At that time, beyond the door, down a long decaying corridor, there's some light. It's in the shape of a round hole of kinds. It seems to grow bigger and smaller, ever changing its shape. The path towards the hole isn't at all easy. There are piles of trash, bags of them, black bags, clear bags, pink bags, and they look like they've been there for years and years. Some of the garbage is spilled out, including rotting apple cores, fish bones and unidentified substance slathered across the ground. Like slimy creatures with their guts exposed climbing out of their ill fated confinements. To say the least, it isn't a pretty sight. The closer to the hole, older things would appear. There are even abandoned chairs and vintage couches, a black and white television, tattered newspapers, some melted car tires and splintered wood, like traveling back in time.

The further, the worse it smells and the walls begin to crawl with vines.
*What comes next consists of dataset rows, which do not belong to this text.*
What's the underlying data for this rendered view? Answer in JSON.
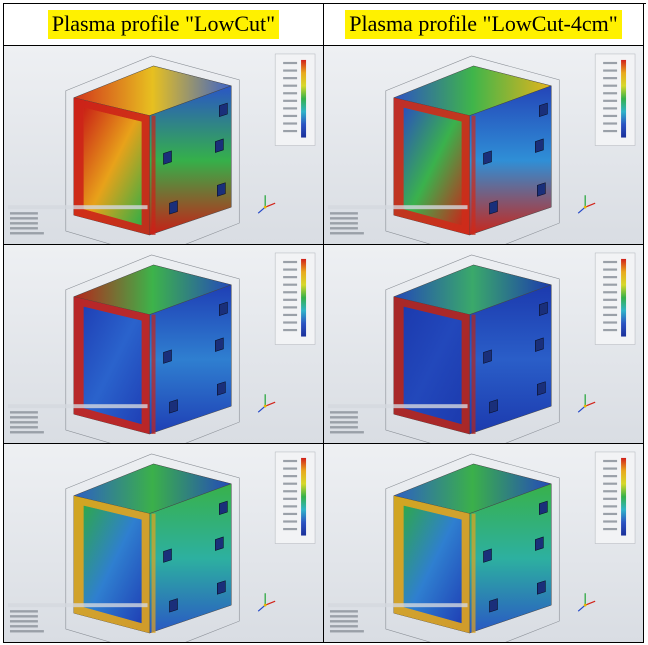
{
  "columns": [
    {
      "label": "Plasma profile \"LowCut\""
    },
    {
      "label": "Plasma profile \"LowCut-4cm\""
    }
  ],
  "colors": {
    "header_highlight": "#fff100",
    "field_low": "#1f3fb5",
    "field_mid": "#2fb34a",
    "field_high": "#d8261c"
  },
  "panels": [
    {
      "scheme": "hot"
    },
    {
      "scheme": "warm"
    },
    {
      "scheme": "cool"
    },
    {
      "scheme": "cold"
    },
    {
      "scheme": "green"
    },
    {
      "scheme": "green"
    }
  ]
}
In places, they've already worked into the bricks and concrete, sending cracks through the surfaces and chunks falling to the floor. Gradually, these walls disappear and become entirely green. But vines continue to creep along, grasping onto debris as if they are in the middle of digesting it all. The only thing turning out for the better is the darkness rotting and losing its hold to the light.

It takes a while of standing in this harsh light, hand over my forehead, other hand still supporting her who almost falls over, for my eyes to adjust.
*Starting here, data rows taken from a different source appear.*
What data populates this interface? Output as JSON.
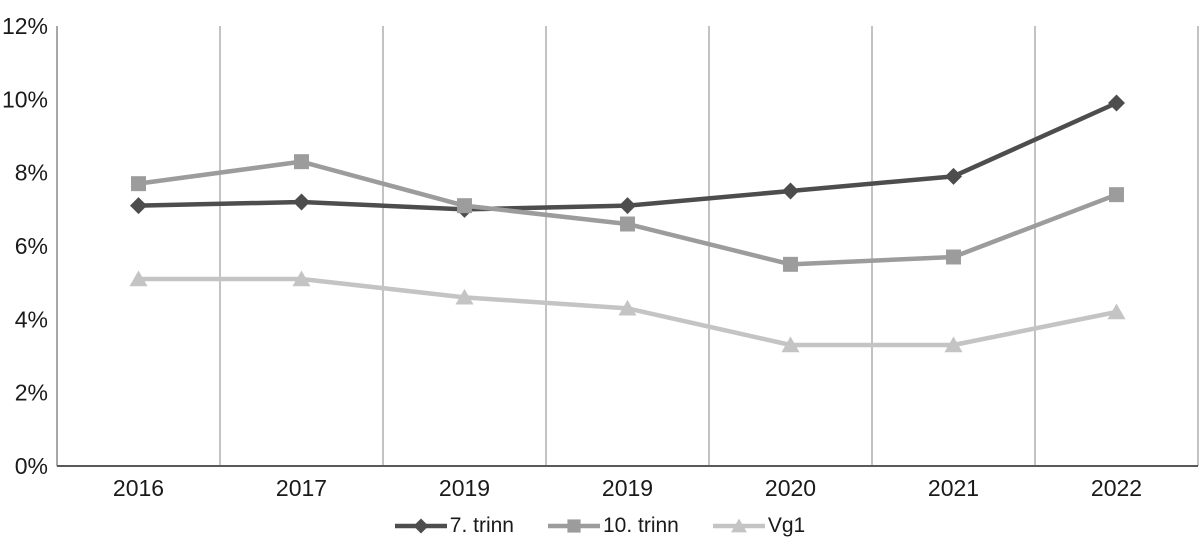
{
  "chart_data": {
    "type": "line",
    "title": "",
    "categories": [
      "2016",
      "2017",
      "2019",
      "2019",
      "2020",
      "2021",
      "2022"
    ],
    "series": [
      {
        "name": "7. trinn",
        "marker": "diamond",
        "color": "#4d4d4d",
        "values": [
          7.1,
          7.2,
          7.0,
          7.1,
          7.5,
          7.9,
          9.9
        ]
      },
      {
        "name": "10. trinn",
        "marker": "square",
        "color": "#9c9c9c",
        "values": [
          7.7,
          8.3,
          7.1,
          6.6,
          5.5,
          5.7,
          7.4
        ]
      },
      {
        "name": "Vg1",
        "marker": "triangle",
        "color": "#c4c4c4",
        "values": [
          5.1,
          5.1,
          4.6,
          4.3,
          3.3,
          3.3,
          4.2
        ]
      }
    ],
    "y_ticks": [
      {
        "value": 0,
        "label": "0%"
      },
      {
        "value": 2,
        "label": "2%"
      },
      {
        "value": 4,
        "label": "4%"
      },
      {
        "value": 6,
        "label": "6%"
      },
      {
        "value": 8,
        "label": "8%"
      },
      {
        "value": 10,
        "label": "10%"
      },
      {
        "value": 12,
        "label": "12%"
      }
    ],
    "ylim": [
      0,
      12
    ],
    "grid": "vertical",
    "legend_position": "bottom",
    "styles": {
      "background": "#ffffff",
      "text_color": "#1a1a1a",
      "gridline_color": "#9b9b9b",
      "left_axis_color": "#8a8a8a",
      "bottom_axis_color": "#595959"
    }
  }
}
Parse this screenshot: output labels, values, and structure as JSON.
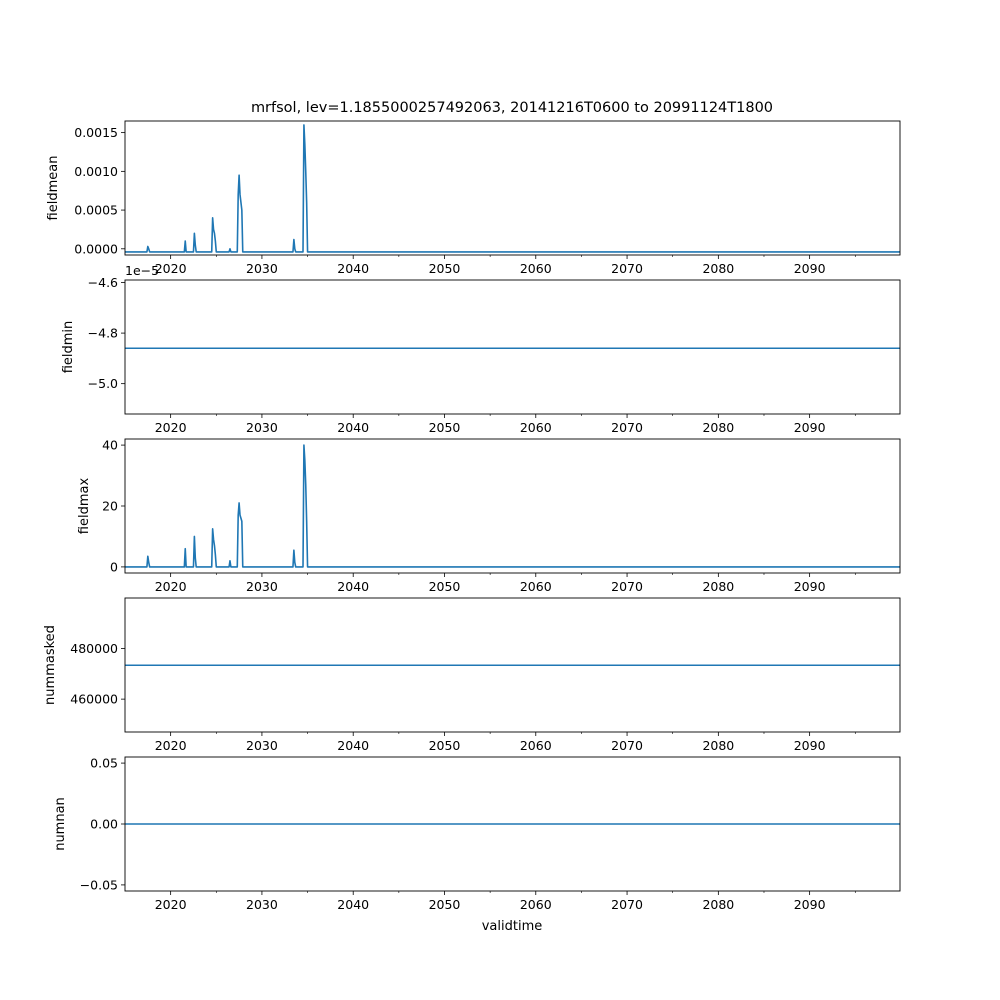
{
  "figure": {
    "title": "mrfsol, lev=1.1855000257492063, 20141216T0600 to 20991124T1800",
    "xlabel": "validtime"
  },
  "chart_data": [
    {
      "type": "line",
      "ylabel": "fieldmean",
      "xlim": [
        2015.0,
        2099.9
      ],
      "ylim": [
        -8e-05,
        0.00165
      ],
      "yticks": [
        0.0,
        0.0005,
        0.001,
        0.0015
      ],
      "yticklabels": [
        "0.0000",
        "0.0005",
        "0.0010",
        "0.0015"
      ],
      "xticks": [
        2020,
        2030,
        2040,
        2050,
        2060,
        2070,
        2080,
        2090
      ],
      "xticklabels": [
        "2020",
        "2030",
        "2040",
        "2050",
        "2060",
        "2070",
        "2080",
        "2090"
      ],
      "offset_text": "",
      "color": "#1f77b4",
      "x": [
        2015.0,
        2017.4,
        2017.5,
        2017.6,
        2017.7,
        2021.5,
        2021.6,
        2021.7,
        2022.5,
        2022.6,
        2022.7,
        2022.8,
        2024.5,
        2024.6,
        2024.7,
        2024.8,
        2024.9,
        2025.0,
        2026.4,
        2026.5,
        2026.6,
        2027.3,
        2027.4,
        2027.5,
        2027.6,
        2027.8,
        2027.9,
        2033.4,
        2033.5,
        2033.6,
        2033.7,
        2034.5,
        2034.6,
        2034.7,
        2034.8,
        2034.9,
        2035.0,
        2099.9
      ],
      "y": [
        -4e-05,
        -4e-05,
        3e-05,
        0.0,
        -4e-05,
        -4e-05,
        0.0001,
        -4e-05,
        -4e-05,
        0.0002,
        5e-05,
        -4e-05,
        -4e-05,
        0.0004,
        0.00025,
        0.0002,
        0.0001,
        -4e-05,
        -4e-05,
        0.0,
        -4e-05,
        -4e-05,
        0.0007,
        0.00095,
        0.0007,
        0.0005,
        -4e-05,
        -4e-05,
        0.00012,
        0.0,
        -4e-05,
        -4e-05,
        0.0016,
        0.00135,
        0.001,
        0.0006,
        -4e-05,
        -4e-05
      ]
    },
    {
      "type": "line",
      "ylabel": "fieldmin",
      "xlim": [
        2015.0,
        2099.9
      ],
      "ylim": [
        -5.12,
        -4.59
      ],
      "yticks": [
        -5.0,
        -4.8,
        -4.6
      ],
      "yticklabels": [
        "−5.0",
        "−4.8",
        "−4.6"
      ],
      "xticks": [
        2020,
        2030,
        2040,
        2050,
        2060,
        2070,
        2080,
        2090
      ],
      "xticklabels": [
        "2020",
        "2030",
        "2040",
        "2050",
        "2060",
        "2070",
        "2080",
        "2090"
      ],
      "offset_text": "1e−5",
      "color": "#1f77b4",
      "x": [
        2015.0,
        2099.9
      ],
      "y": [
        -4.86,
        -4.86
      ]
    },
    {
      "type": "line",
      "ylabel": "fieldmax",
      "xlim": [
        2015.0,
        2099.9
      ],
      "ylim": [
        -2.0,
        42.0
      ],
      "yticks": [
        0,
        20,
        40
      ],
      "yticklabels": [
        "0",
        "20",
        "40"
      ],
      "xticks": [
        2020,
        2030,
        2040,
        2050,
        2060,
        2070,
        2080,
        2090
      ],
      "xticklabels": [
        "2020",
        "2030",
        "2040",
        "2050",
        "2060",
        "2070",
        "2080",
        "2090"
      ],
      "offset_text": "",
      "color": "#1f77b4",
      "x": [
        2015.0,
        2017.4,
        2017.5,
        2017.6,
        2017.7,
        2021.5,
        2021.6,
        2021.7,
        2022.5,
        2022.6,
        2022.7,
        2022.8,
        2024.5,
        2024.6,
        2024.7,
        2024.8,
        2024.9,
        2025.0,
        2026.4,
        2026.5,
        2026.6,
        2027.3,
        2027.4,
        2027.5,
        2027.6,
        2027.8,
        2027.9,
        2033.4,
        2033.5,
        2033.6,
        2033.7,
        2034.5,
        2034.6,
        2034.7,
        2034.8,
        2034.9,
        2035.0,
        2099.9
      ],
      "y": [
        0,
        0,
        3.5,
        1.5,
        0,
        0,
        6,
        0,
        0,
        10,
        3,
        0,
        0,
        12.5,
        9,
        7,
        4,
        0,
        0,
        2,
        0,
        0,
        17,
        21,
        17,
        15,
        0,
        0,
        5.5,
        1.5,
        0,
        0,
        40,
        35,
        27,
        15,
        0,
        0
      ]
    },
    {
      "type": "line",
      "ylabel": "nummasked",
      "xlim": [
        2015.0,
        2099.9
      ],
      "ylim": [
        447000,
        500000
      ],
      "yticks": [
        460000,
        480000
      ],
      "yticklabels": [
        "460000",
        "480000"
      ],
      "xticks": [
        2020,
        2030,
        2040,
        2050,
        2060,
        2070,
        2080,
        2090
      ],
      "xticklabels": [
        "2020",
        "2030",
        "2040",
        "2050",
        "2060",
        "2070",
        "2080",
        "2090"
      ],
      "offset_text": "",
      "color": "#1f77b4",
      "x": [
        2015.0,
        2099.9
      ],
      "y": [
        473400,
        473400
      ]
    },
    {
      "type": "line",
      "ylabel": "numnan",
      "xlim": [
        2015.0,
        2099.9
      ],
      "ylim": [
        -0.055,
        0.055
      ],
      "yticks": [
        -0.05,
        0.0,
        0.05
      ],
      "yticklabels": [
        "−0.05",
        "0.00",
        "0.05"
      ],
      "xticks": [
        2020,
        2030,
        2040,
        2050,
        2060,
        2070,
        2080,
        2090
      ],
      "xticklabels": [
        "2020",
        "2030",
        "2040",
        "2050",
        "2060",
        "2070",
        "2080",
        "2090"
      ],
      "offset_text": "",
      "color": "#1f77b4",
      "x": [
        2015.0,
        2099.9
      ],
      "y": [
        0.0,
        0.0
      ]
    }
  ]
}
Then I realize we are back where I had started.

I recognize the entire scene. I had been here before or some place similar in any case.

"Oh," I say.

The same great oaks skyrocketing upwards, the same smell of fresh damp leafy growth. Even though we aren't exactly near the cabin, I could sense it, just past the thicket of trees, so tight we would have to squeeze through.

"Can you make it through?"

She nods.

It takes a lot of effort to help her along. She stumbles a few times, scraping her shin against bark. She is weak - frail, like paper - legs that can barely support her own weight, as light as she had become. Of course, I'm not faring much better but I had entered the facility much later than her, so I am likely in a better position.
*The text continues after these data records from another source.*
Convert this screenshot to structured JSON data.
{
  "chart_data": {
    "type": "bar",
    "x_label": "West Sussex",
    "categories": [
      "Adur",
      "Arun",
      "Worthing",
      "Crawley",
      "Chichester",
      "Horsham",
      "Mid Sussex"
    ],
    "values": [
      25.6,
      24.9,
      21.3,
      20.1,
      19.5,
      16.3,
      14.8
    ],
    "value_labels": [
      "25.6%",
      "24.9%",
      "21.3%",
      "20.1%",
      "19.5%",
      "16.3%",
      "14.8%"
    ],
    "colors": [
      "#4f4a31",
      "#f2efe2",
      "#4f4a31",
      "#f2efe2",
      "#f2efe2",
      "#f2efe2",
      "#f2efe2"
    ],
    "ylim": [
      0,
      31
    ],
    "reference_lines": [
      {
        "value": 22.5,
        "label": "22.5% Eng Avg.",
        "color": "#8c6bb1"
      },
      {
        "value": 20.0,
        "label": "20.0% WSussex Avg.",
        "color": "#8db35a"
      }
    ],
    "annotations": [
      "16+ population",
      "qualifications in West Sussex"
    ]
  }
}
It took a long time for any kind of memories to return. For my seventeen year old self to return. That day, in the house, on the twelfth floor, packing away trash from each room, tossing out everything with any sort of intrigue, I had lost all lingering traces of myself. I had no idea why I was there, and had no other alternative than to clean up these floors of their garbage bags. I was wearing a black suit and a white shirt and a black tie and black dress pants, only my shoes remained Converse. So I was waiting to come across dress shoes and change them. Instead, in one of the rooms, there was a boy in a black suit and he held a gun. He was smiling and I wasn't. I still remember the smile. Then, the ground trembled and the building started to collapse. Not in a way buildings fell apart. The wood didn't come off its nails nor did beams topple over, staircases collapsing. No, it was like dust, it became fine sand, a tiny grain that drifted through my fingers and past my body. It was almost magical, aside from the shaking. Everything just wasted away. And all that had been left was the porcelain cup, like an out of place artifact of a different era in an archaeological dig sitting on sand. The last stoic remaining thought that had evaded demise, silently waiting until the right time. Perhaps it was because of its unassuming extraneous posture. But the contents of the cup had nearly run out.

I don't know how I had torn off the electrodes and straps, removed the needles in my body, and gotten off the white chair in the white room, made it down the halls without lights or electricity, surging with black suits and gunfire, found Shizuka and managed to limp out. I have no recollection of it, nor does Shizuka. At any moment we could have died without a thought in the world, empty and cold. But I do remember desperately clutching onto that cup in my mind knowing it was necessary, like a breathing apparatus, an oxygen mask for a patient in an emergency room. It wasn't until we reached the Seven Eleven when we realized we had made it out.